Although we can easily see a 1-4-3-3 shape in the way Dortmund play, Marco Rose is a manager who very often changes his team’s formation depending on the opponent, but also on the phase of the match. He doesn’t shy away from playing three defenders at the back, fielding two strikers next to each other or finally narrower variants abandoning the classic wingers. By the way their shape in defence and attack varies so much that it is difficult to point to a constant and clear formation of this team throughout the season. Nevertheless, the best picture of Borussia’s game under Rose is the 1-4-2-3-1 formation.
They usually defend quite wide and this shape not only provides them with a good defensive second line, but also limits the natural tendency of their rivals to play wide when facing an overloaded midfield. The midfield when playing without the ball usually consists of three midfielders: one “6” (Witsel, Dahoud) to protect the midfield and “8” (Bellingham) and “10”(Reus) with the task of higher pressing. With the very active and necessary participation of the three strikers (or a striker and two wingers), the team presses from the centre of the pitch pushing their rivals outsides. In the first phase after losing the ball there is a quick and aggressive pressing to recover it. The wings are entrusted to the side defenders (Meunier, Guerreiro) who playing in the front line of pressure have the task of pressing the opponent’s defenders. Doubling up and isolating the forwards is handled exclusively by the central defenders as the midfielders, meanwhile, are tasked with overloading the centre of the pitch and supporting any overloads on the flanks. While the first line of pressure is tasked with receiving the ball as quickly as possible, the players positioned deeper merely close down space and block passing options.

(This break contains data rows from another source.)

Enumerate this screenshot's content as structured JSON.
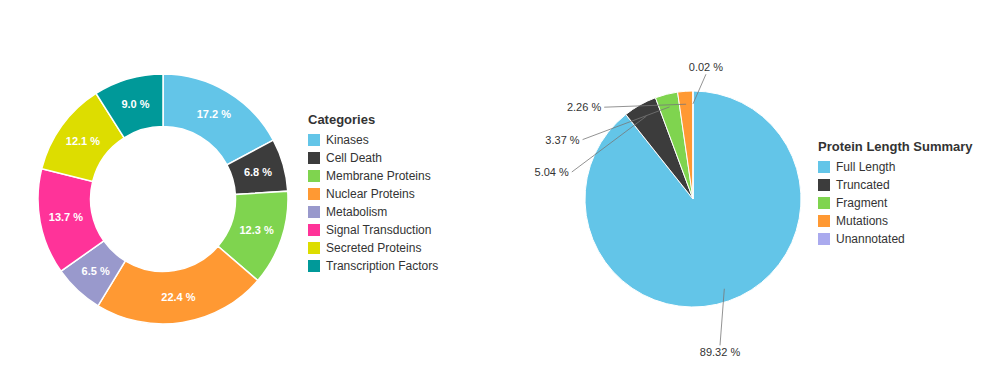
{
  "chart_data": [
    {
      "type": "donut",
      "title": "Categories",
      "categories": [
        "Kinases",
        "Cell Death",
        "Membrane Proteins",
        "Nuclear Proteins",
        "Metabolism",
        "Signal Transduction",
        "Secreted Proteins",
        "Transcription Factors"
      ],
      "values": [
        17.2,
        6.8,
        12.3,
        22.4,
        6.5,
        13.7,
        12.1,
        9.0
      ],
      "value_labels": [
        "17.2 %",
        "6.8 %",
        "12.3 %",
        "22.4 %",
        "6.5 %",
        "13.7 %",
        "12.1 %",
        "9.0 %"
      ],
      "colors": [
        "#63C5E8",
        "#3C3C3C",
        "#7FD44F",
        "#FF9933",
        "#9999CC",
        "#FF3399",
        "#DDDD00",
        "#009999"
      ],
      "data_labels": true,
      "legend": "right"
    },
    {
      "type": "pie",
      "title": "Protein Length Summary",
      "categories": [
        "Full Length",
        "Truncated",
        "Fragment",
        "Mutations",
        "Unannotated"
      ],
      "values": [
        89.32,
        5.04,
        3.37,
        2.26,
        0.02
      ],
      "value_labels": [
        "89.32 %",
        "5.04 %",
        "3.37 %",
        "2.26 %",
        "0.02 %"
      ],
      "colors": [
        "#63C5E8",
        "#3C3C3C",
        "#7FD44F",
        "#FF9933",
        "#AAAAEE"
      ],
      "data_labels": true,
      "legend": "right"
    }
  ]
}
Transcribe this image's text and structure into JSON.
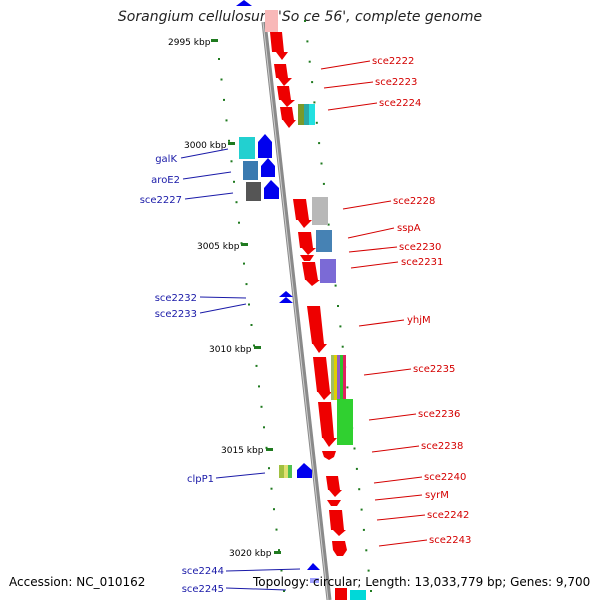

When playing with three defenders Rose generally opts to play with two forwards, although this then causes overloads on their wings and requires extra work from the wing-backs, hence he probably does not hesitate sometimes to set the team up in a narrow 1-4-1-2-1-2 formation as well. In this formation they defend deeper, but in a tighter block, as the defenders are tasked with getting closer to the second line. On the wings the strikers, side defenders and central midfielders are then responsible for pressing and overloading these zones. A noticeable pattern is also the tight marking and pressing on the defensive midfield of the rivals by their offensive central midfielder (Reus), which is due to the fact that in the Bundesliga many teams use a pivot positioned deep. In Rose’s case, after all, more important than the formations themselves are the individual duties that make him better at positioning himself against rivals and harder to read, although the team’s structure and its cooperation in particular zones sometimes are broken.
Although in the first phase of the attack much depends on the fluidity and speed with which they are able to change their positions, even when the first attack fails, they do not move to deeper play but look for more progressive balls and penetration of the offensive third.
As they go higher they involve more and more players in the game with central midfielders attacking vertically in the half-spaces and side defenders wide rotations. Paradoxically both rarely receive the ball, but the team uses their rotations to create more space for offensive players (Brandt, Reus, Hazard, Malen). They love playing in tight zones and in small spaces.
Clearly Dortmund take advantage of the presence of Haaland, who being a constant and versatile threat to rival defenders is often isolated from the rest of the attacking team, but the constant movement of players without the ball and the entry of more partners into the offensive third mean that their striker, even isolated, can always count on a bit of free space, lost marking or space to win the high ball.